To Keep Wood From Burning.

To Keep Wood From Burning.

Nicholas T. Nelson of Chicago is the latest man to advance a new idea that promises to prove a boon to humanity. He is a chemist by occupation and claims to have discovered a process by which all kinds of wood can be rendered incombustible. The process is a secret one, and is best described in his own words:

“I have spent the last year in the great libraries of the East, gathering information upon this important subject, and I am convinced that I have at last discovered a process by which wood of all characters can be made incombustible and thus the terrible loss of life and property incident to fires resulting from railroad wrecks and in large buildings can be averted. My theory is to saturate the wood with certain chemicals which, on being heated to a degree necessary to decompose the timber and cause it to burst into flame, will liberate a gas that will not support combustion and will, therefore, smother out the fire.
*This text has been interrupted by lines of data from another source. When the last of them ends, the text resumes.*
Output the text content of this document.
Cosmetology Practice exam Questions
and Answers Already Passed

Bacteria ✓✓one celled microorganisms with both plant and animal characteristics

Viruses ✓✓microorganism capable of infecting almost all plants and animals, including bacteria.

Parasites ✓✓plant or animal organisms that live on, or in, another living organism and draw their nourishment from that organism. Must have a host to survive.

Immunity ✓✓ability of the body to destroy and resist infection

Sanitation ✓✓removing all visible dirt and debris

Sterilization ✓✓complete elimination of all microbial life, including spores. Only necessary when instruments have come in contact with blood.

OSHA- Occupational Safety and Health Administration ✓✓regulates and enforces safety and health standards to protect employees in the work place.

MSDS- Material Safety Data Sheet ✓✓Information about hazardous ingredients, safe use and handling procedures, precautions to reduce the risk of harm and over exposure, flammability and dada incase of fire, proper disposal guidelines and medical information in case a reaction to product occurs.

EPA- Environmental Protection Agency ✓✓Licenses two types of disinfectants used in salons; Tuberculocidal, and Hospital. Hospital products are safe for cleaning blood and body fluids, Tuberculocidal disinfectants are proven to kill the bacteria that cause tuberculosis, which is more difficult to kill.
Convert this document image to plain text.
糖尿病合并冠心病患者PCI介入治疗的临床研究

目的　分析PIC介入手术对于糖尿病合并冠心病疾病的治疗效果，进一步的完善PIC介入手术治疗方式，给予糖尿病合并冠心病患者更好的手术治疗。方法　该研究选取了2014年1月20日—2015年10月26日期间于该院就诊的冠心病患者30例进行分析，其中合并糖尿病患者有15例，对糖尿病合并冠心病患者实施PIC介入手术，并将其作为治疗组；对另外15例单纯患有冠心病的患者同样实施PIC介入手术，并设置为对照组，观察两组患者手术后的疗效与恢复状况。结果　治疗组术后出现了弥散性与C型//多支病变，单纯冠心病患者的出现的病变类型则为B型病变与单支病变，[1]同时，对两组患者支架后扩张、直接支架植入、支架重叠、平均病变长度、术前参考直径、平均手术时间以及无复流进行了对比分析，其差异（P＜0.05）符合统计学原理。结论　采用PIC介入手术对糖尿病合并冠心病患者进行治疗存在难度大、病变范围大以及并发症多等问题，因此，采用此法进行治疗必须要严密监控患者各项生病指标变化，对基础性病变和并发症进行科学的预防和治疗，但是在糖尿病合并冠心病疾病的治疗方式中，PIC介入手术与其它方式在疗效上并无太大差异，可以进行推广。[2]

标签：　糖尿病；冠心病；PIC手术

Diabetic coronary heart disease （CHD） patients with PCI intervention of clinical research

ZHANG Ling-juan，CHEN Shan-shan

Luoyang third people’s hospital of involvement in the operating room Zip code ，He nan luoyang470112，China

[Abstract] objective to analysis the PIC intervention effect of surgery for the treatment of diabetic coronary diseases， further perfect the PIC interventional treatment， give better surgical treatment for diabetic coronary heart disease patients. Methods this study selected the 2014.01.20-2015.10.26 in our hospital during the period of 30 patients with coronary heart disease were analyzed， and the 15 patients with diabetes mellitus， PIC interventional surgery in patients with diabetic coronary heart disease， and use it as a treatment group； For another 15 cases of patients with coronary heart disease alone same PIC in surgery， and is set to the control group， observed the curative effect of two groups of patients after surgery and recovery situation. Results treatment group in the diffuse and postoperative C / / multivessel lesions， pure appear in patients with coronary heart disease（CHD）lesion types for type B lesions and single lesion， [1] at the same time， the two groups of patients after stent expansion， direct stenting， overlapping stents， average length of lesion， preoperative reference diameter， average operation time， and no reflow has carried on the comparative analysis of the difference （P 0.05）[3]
Nitrogen is one of these gases and my process is intended to saturate the wood with a solution that will produce nitrogen gas sufficient to prevent the wood from burning, no matter how great the heat applied.

“ The solution is very cheap, costing about four cents a galIon, and it will require about twenty-four hours’ emersion of the heaviest timbers to render them impervious to the heat.


In support of his statements Mr. Nelson made some interesting experiments with his process. Ordinary pine wood, which had been trealed with the solution, was subjected to intense heat, but refused to ignite and remained simply charred. Even when soaked in kerosene the wood only burned until the oil was consumed. Untreated wood under the same conditions blazed fiercely. The application of the solution makes no change in the appearance or fibre of the wood.

Mr. Nelson has received some encouragement from the Pullman company that his process would be used in the construction of passenger coaches, and will take out patents to protect his rights in the matter.